Asia’s Week: ‘Fragile’ Indonesia Stays Cool in the Shadows

03-Mar-2014 Intellasia | Forbes | 6:00 AM Print This Post

Maybe lying low in Asia this week was the better part of valor. China and Thailand occupied much of the coverage, and not for happy reasons as concerns grew over their near-term prospects. India was increasingly focused on a political upheaval that may soon follow sorry GDP growth news.

So therefore Indonesia had reason to celebrate. Like India, it had not long ago been consigned to a “fragile five” emerging nations at risk of debt and other “imbalance” exposure to the infamous Fed taper (or end of insanely loose global money). As tightening occurs, these economies are or were thought prone to have “hot money” disappear and contraction set in. The Indian central bank is waging its own struggle to extricate the country even ahead of spring elections, but Indonesia has managed to escape the intense heat with less fanfare. Surely the rupiah currency has regained some strength, the business press is taking a breather as exports stay healthy and there isn’t quite the desperate hoping over Indonesia’s own spring ballot.
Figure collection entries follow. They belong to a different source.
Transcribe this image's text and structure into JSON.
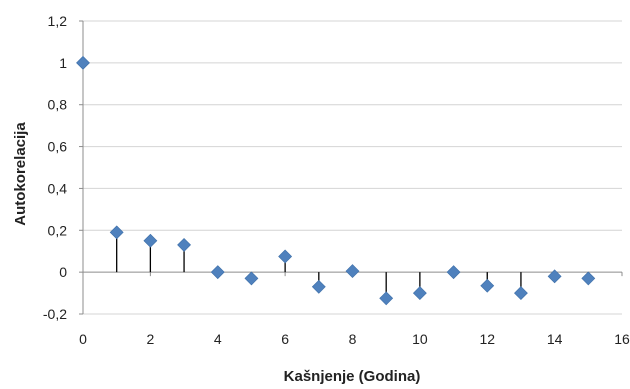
{
  "chart_data": {
    "type": "scatter",
    "title": "",
    "xlabel": "Kašnjenje (Godina)",
    "ylabel": "Autokorelacija",
    "xlim": [
      0,
      16
    ],
    "ylim": [
      -0.2,
      1.2
    ],
    "x_ticks": [
      0,
      2,
      4,
      6,
      8,
      10,
      12,
      14,
      16
    ],
    "x_tick_labels": [
      "0",
      "2",
      "4",
      "6",
      "8",
      "10",
      "12",
      "14",
      "16"
    ],
    "y_ticks": [
      -0.2,
      0,
      0.2,
      0.4,
      0.6,
      0.8,
      1,
      1.2
    ],
    "y_tick_labels": [
      "-0,2",
      "0",
      "0,2",
      "0,4",
      "0,6",
      "0,8",
      "1",
      "1,2"
    ],
    "grid": true,
    "marker_color": "#4f81bd",
    "stems": true,
    "series": [
      {
        "x": [
          0,
          1,
          2,
          3,
          4,
          5,
          6,
          7,
          8,
          9,
          10,
          11,
          12,
          13,
          14,
          15
        ],
        "values": [
          1.0,
          0.19,
          0.15,
          0.13,
          0.0,
          -0.03,
          0.075,
          -0.07,
          0.005,
          -0.125,
          -0.1,
          0.0,
          -0.065,
          -0.1,
          -0.02,
          -0.03
        ]
      }
    ]
  }
}
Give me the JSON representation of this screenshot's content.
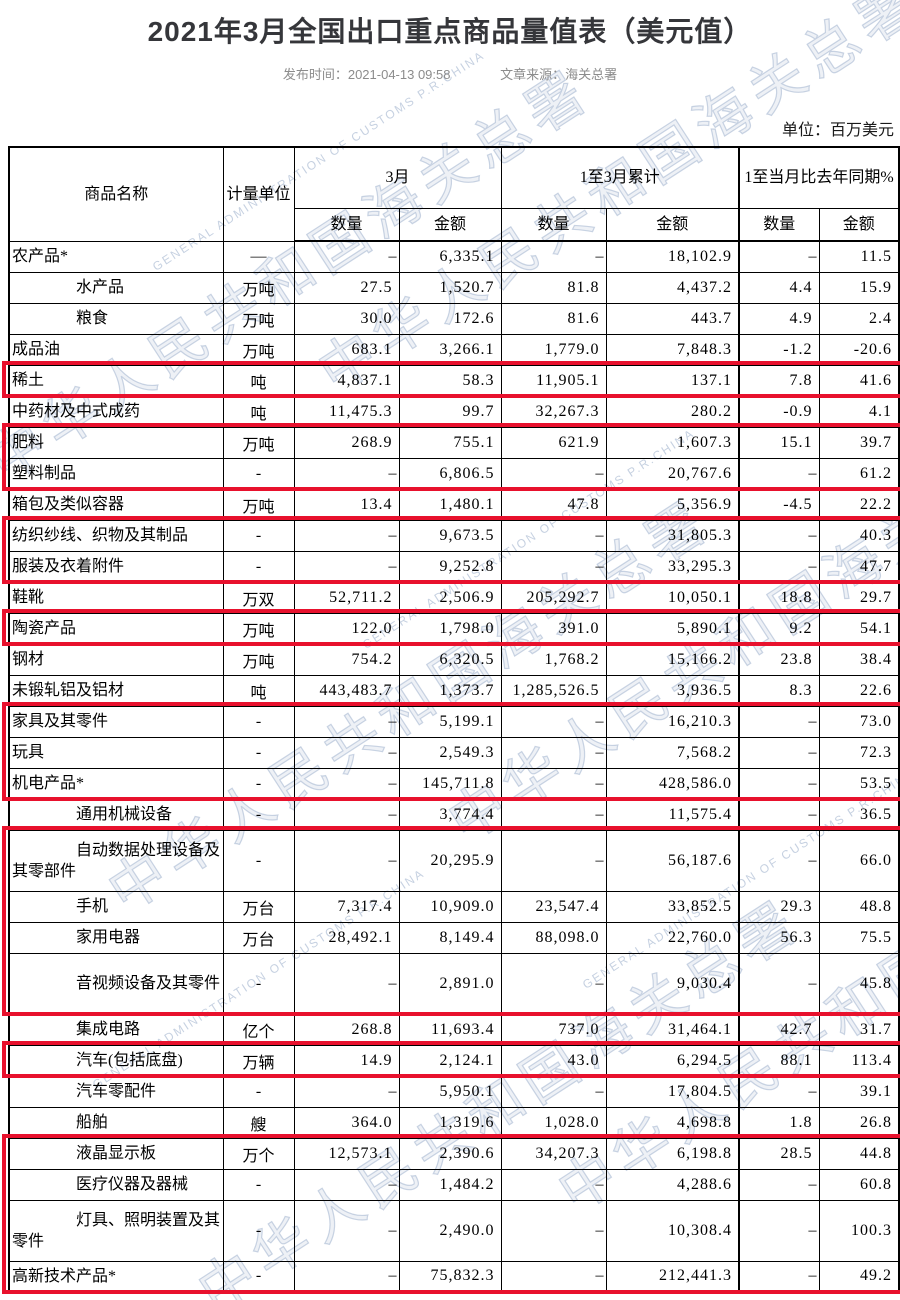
{
  "page": {
    "title": "2021年3月全国出口重点商品量值表（美元值）",
    "publish_time": "发布时间：2021-04-13 09:58",
    "source": "文章来源：海关总署",
    "unit_note": "单位：百万美元"
  },
  "colors": {
    "highlight_red": "#e8112d",
    "title_text": "#35363a",
    "meta_gray": "#8c8c8c",
    "watermark_blue": "#a9bad2",
    "table_border": "#000000"
  },
  "watermark": {
    "cn": "中华人民共和国海关总署",
    "en": "GENERAL ADMINISTRATION OF CUSTOMS P.R.CHINA"
  },
  "table": {
    "headers": {
      "commodity": "商品名称",
      "unit": "计量单位",
      "march": "3月",
      "cumulative": "1至3月累计",
      "yoy": "1至当月比去年同期%",
      "qty": "数量",
      "amt": "金额"
    },
    "highlight_groups": [
      [
        4,
        4
      ],
      [
        6,
        7
      ],
      [
        9,
        10
      ],
      [
        12,
        12
      ],
      [
        15,
        17
      ],
      [
        19,
        22
      ],
      [
        24,
        24
      ],
      [
        27,
        30
      ]
    ],
    "rows": [
      {
        "name": "农产品*",
        "indent": false,
        "tall": false,
        "unit": "—",
        "m_qty": "–",
        "m_amt": "6,335.1",
        "c_qty": "–",
        "c_amt": "18,102.9",
        "y_qty": "–",
        "y_amt": "11.5"
      },
      {
        "name": "水产品",
        "indent": true,
        "tall": false,
        "unit": "万吨",
        "m_qty": "27.5",
        "m_amt": "1,520.7",
        "c_qty": "81.8",
        "c_amt": "4,437.2",
        "y_qty": "4.4",
        "y_amt": "15.9"
      },
      {
        "name": "粮食",
        "indent": true,
        "tall": false,
        "unit": "万吨",
        "m_qty": "30.0",
        "m_amt": "172.6",
        "c_qty": "81.6",
        "c_amt": "443.7",
        "y_qty": "4.9",
        "y_amt": "2.4"
      },
      {
        "name": "成品油",
        "indent": false,
        "tall": false,
        "unit": "万吨",
        "m_qty": "683.1",
        "m_amt": "3,266.1",
        "c_qty": "1,779.0",
        "c_amt": "7,848.3",
        "y_qty": "-1.2",
        "y_amt": "-20.6"
      },
      {
        "name": "稀土",
        "indent": false,
        "tall": false,
        "unit": "吨",
        "m_qty": "4,837.1",
        "m_amt": "58.3",
        "c_qty": "11,905.1",
        "c_amt": "137.1",
        "y_qty": "7.8",
        "y_amt": "41.6"
      },
      {
        "name": "中药材及中式成药",
        "indent": false,
        "tall": false,
        "unit": "吨",
        "m_qty": "11,475.3",
        "m_amt": "99.7",
        "c_qty": "32,267.3",
        "c_amt": "280.2",
        "y_qty": "-0.9",
        "y_amt": "4.1"
      },
      {
        "name": "肥料",
        "indent": false,
        "tall": false,
        "unit": "万吨",
        "m_qty": "268.9",
        "m_amt": "755.1",
        "c_qty": "621.9",
        "c_amt": "1,607.3",
        "y_qty": "15.1",
        "y_amt": "39.7"
      },
      {
        "name": "塑料制品",
        "indent": false,
        "tall": false,
        "unit": "-",
        "m_qty": "–",
        "m_amt": "6,806.5",
        "c_qty": "–",
        "c_amt": "20,767.6",
        "y_qty": "–",
        "y_amt": "61.2"
      },
      {
        "name": "箱包及类似容器",
        "indent": false,
        "tall": false,
        "unit": "万吨",
        "m_qty": "13.4",
        "m_amt": "1,480.1",
        "c_qty": "47.8",
        "c_amt": "5,356.9",
        "y_qty": "-4.5",
        "y_amt": "22.2"
      },
      {
        "name": "纺织纱线、织物及其制品",
        "indent": false,
        "tall": false,
        "unit": "-",
        "m_qty": "–",
        "m_amt": "9,673.5",
        "c_qty": "–",
        "c_amt": "31,805.3",
        "y_qty": "–",
        "y_amt": "40.3"
      },
      {
        "name": "服装及衣着附件",
        "indent": false,
        "tall": false,
        "unit": "-",
        "m_qty": "–",
        "m_amt": "9,252.8",
        "c_qty": "–",
        "c_amt": "33,295.3",
        "y_qty": "–",
        "y_amt": "47.7"
      },
      {
        "name": "鞋靴",
        "indent": false,
        "tall": false,
        "unit": "万双",
        "m_qty": "52,711.2",
        "m_amt": "2,506.9",
        "c_qty": "205,292.7",
        "c_amt": "10,050.1",
        "y_qty": "18.8",
        "y_amt": "29.7"
      },
      {
        "name": "陶瓷产品",
        "indent": false,
        "tall": false,
        "unit": "万吨",
        "m_qty": "122.0",
        "m_amt": "1,798.0",
        "c_qty": "391.0",
        "c_amt": "5,890.1",
        "y_qty": "9.2",
        "y_amt": "54.1"
      },
      {
        "name": "钢材",
        "indent": false,
        "tall": false,
        "unit": "万吨",
        "m_qty": "754.2",
        "m_amt": "6,320.5",
        "c_qty": "1,768.2",
        "c_amt": "15,166.2",
        "y_qty": "23.8",
        "y_amt": "38.4"
      },
      {
        "name": "未锻轧铝及铝材",
        "indent": false,
        "tall": false,
        "unit": "吨",
        "m_qty": "443,483.7",
        "m_amt": "1,373.7",
        "c_qty": "1,285,526.5",
        "c_amt": "3,936.5",
        "y_qty": "8.3",
        "y_amt": "22.6"
      },
      {
        "name": "家具及其零件",
        "indent": false,
        "tall": false,
        "unit": "-",
        "m_qty": "–",
        "m_amt": "5,199.1",
        "c_qty": "–",
        "c_amt": "16,210.3",
        "y_qty": "–",
        "y_amt": "73.0"
      },
      {
        "name": "玩具",
        "indent": false,
        "tall": false,
        "unit": "-",
        "m_qty": "–",
        "m_amt": "2,549.3",
        "c_qty": "–",
        "c_amt": "7,568.2",
        "y_qty": "–",
        "y_amt": "72.3"
      },
      {
        "name": "机电产品*",
        "indent": false,
        "tall": false,
        "unit": "-",
        "m_qty": "–",
        "m_amt": "145,711.8",
        "c_qty": "–",
        "c_amt": "428,586.0",
        "y_qty": "–",
        "y_amt": "53.5"
      },
      {
        "name": "通用机械设备",
        "indent": true,
        "tall": false,
        "unit": "-",
        "m_qty": "–",
        "m_amt": "3,774.4",
        "c_qty": "–",
        "c_amt": "11,575.4",
        "y_qty": "–",
        "y_amt": "36.5"
      },
      {
        "name": "自动数据处理设备及其零部件",
        "indent": true,
        "tall": true,
        "unit": "-",
        "m_qty": "–",
        "m_amt": "20,295.9",
        "c_qty": "–",
        "c_amt": "56,187.6",
        "y_qty": "–",
        "y_amt": "66.0"
      },
      {
        "name": "手机",
        "indent": true,
        "tall": false,
        "unit": "万台",
        "m_qty": "7,317.4",
        "m_amt": "10,909.0",
        "c_qty": "23,547.4",
        "c_amt": "33,852.5",
        "y_qty": "29.3",
        "y_amt": "48.8"
      },
      {
        "name": "家用电器",
        "indent": true,
        "tall": false,
        "unit": "万台",
        "m_qty": "28,492.1",
        "m_amt": "8,149.4",
        "c_qty": "88,098.0",
        "c_amt": "22,760.0",
        "y_qty": "56.3",
        "y_amt": "75.5"
      },
      {
        "name": "音视频设备及其零件",
        "indent": true,
        "tall": true,
        "unit": "-",
        "m_qty": "–",
        "m_amt": "2,891.0",
        "c_qty": "–",
        "c_amt": "9,030.4",
        "y_qty": "–",
        "y_amt": "45.8"
      },
      {
        "name": "集成电路",
        "indent": true,
        "tall": false,
        "unit": "亿个",
        "m_qty": "268.8",
        "m_amt": "11,693.4",
        "c_qty": "737.0",
        "c_amt": "31,464.1",
        "y_qty": "42.7",
        "y_amt": "31.7"
      },
      {
        "name": "汽车(包括底盘)",
        "indent": true,
        "tall": false,
        "unit": "万辆",
        "m_qty": "14.9",
        "m_amt": "2,124.1",
        "c_qty": "43.0",
        "c_amt": "6,294.5",
        "y_qty": "88.1",
        "y_amt": "113.4"
      },
      {
        "name": "汽车零配件",
        "indent": true,
        "tall": false,
        "unit": "-",
        "m_qty": "–",
        "m_amt": "5,950.1",
        "c_qty": "–",
        "c_amt": "17,804.5",
        "y_qty": "–",
        "y_amt": "39.1"
      },
      {
        "name": "船舶",
        "indent": true,
        "tall": false,
        "unit": "艘",
        "m_qty": "364.0",
        "m_amt": "1,319.6",
        "c_qty": "1,028.0",
        "c_amt": "4,698.8",
        "y_qty": "1.8",
        "y_amt": "26.8"
      },
      {
        "name": "液晶显示板",
        "indent": true,
        "tall": false,
        "unit": "万个",
        "m_qty": "12,573.1",
        "m_amt": "2,390.6",
        "c_qty": "34,207.3",
        "c_amt": "6,198.8",
        "y_qty": "28.5",
        "y_amt": "44.8"
      },
      {
        "name": "医疗仪器及器械",
        "indent": true,
        "tall": false,
        "unit": "-",
        "m_qty": "–",
        "m_amt": "1,484.2",
        "c_qty": "–",
        "c_amt": "4,288.6",
        "y_qty": "–",
        "y_amt": "60.8"
      },
      {
        "name": "灯具、照明装置及其零件",
        "indent": true,
        "tall": true,
        "unit": "-",
        "m_qty": "–",
        "m_amt": "2,490.0",
        "c_qty": "–",
        "c_amt": "10,308.4",
        "y_qty": "–",
        "y_amt": "100.3"
      },
      {
        "name": "高新技术产品*",
        "indent": false,
        "tall": false,
        "unit": "-",
        "m_qty": "–",
        "m_amt": "75,832.3",
        "c_qty": "–",
        "c_amt": "212,441.3",
        "y_qty": "–",
        "y_amt": "49.2"
      }
    ]
  }
}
Indeed, the contest to succeed the generally benign if hardly sublime rule of Susilo Bambang Yudhoyono (SBY) as head of state is not an easy one for outsiders to follow. As the Financial Times laid it out this week, it’s first a parliamentary vote to establish which parties have enough support to qualify a bid for president, in a ballot that soon follows. But in the run-up, there’s jockeying for who can get the party nods, especially for the would-be heirs among SBY’s Democrats. In departing after 10 years, the president seems to want a practiced national manager with political skills. Other parties’ top prospects have more of a charismatic or martial flair.
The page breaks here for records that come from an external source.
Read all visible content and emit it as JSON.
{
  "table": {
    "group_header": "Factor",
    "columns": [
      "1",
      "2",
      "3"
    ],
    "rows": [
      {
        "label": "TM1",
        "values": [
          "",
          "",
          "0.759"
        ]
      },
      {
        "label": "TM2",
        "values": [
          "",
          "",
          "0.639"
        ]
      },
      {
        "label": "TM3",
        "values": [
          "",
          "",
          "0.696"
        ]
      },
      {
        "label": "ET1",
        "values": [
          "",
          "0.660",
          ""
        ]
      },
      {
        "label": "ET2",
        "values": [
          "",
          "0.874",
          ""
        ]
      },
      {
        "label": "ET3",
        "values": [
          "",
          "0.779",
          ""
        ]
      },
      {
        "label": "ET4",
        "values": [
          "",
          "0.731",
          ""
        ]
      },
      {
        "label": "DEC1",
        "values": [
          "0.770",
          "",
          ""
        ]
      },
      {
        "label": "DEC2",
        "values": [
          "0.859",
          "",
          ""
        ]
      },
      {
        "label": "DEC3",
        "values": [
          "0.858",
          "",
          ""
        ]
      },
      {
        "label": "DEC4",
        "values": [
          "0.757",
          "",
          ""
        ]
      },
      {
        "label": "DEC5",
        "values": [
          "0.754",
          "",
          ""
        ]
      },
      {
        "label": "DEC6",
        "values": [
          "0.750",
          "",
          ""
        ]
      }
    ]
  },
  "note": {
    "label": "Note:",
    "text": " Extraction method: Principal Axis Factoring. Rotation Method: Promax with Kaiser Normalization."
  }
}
In the general appeals to domestic interests that any campaign invites, it’s unlikely that bold economic reforms – that is, to open up to freer trade and other spurs to competition and productivity – will figure highly in anyone’s platform. About the most that a prudent World Bank economist in Jakarta can hope is that recent retreats by the government toward resource protectionism and other wall building will not be worsened too much by promises on the stump, and the country after the vote can revert to one of its periodic stretches of liberalisation.

It’s probably helpful that Indonesia has grown into membership in the fraternity of modern economies, the G-20 (or as I call it, the G19 + Argentina), and that this together with other, regional affiliations will nudge Jakarta toward multilateralism. Credit a sort of bureaucratic momentum and the need to sign onto those obligatory communiques. Plus as Indonesia steadily develops real businesses that compete in international channels and don’t just rely on crony-capitalism at home, they will put useful pressure on the political class. But distractions will not go away. There will be always be some showy offense to be taken at Australia or some drum-beater like John Kerry coming to town to score points against climate change. Indonesia and its 18,000 islands obviously are at the whim of nature but what its economic heart most needs is the solid infrastructure that wealth and honest administration can produce.

In getting there, the nation could use more weeks like the last few, with only so-much-attention-and-no-more being drawn to its predicament and promise.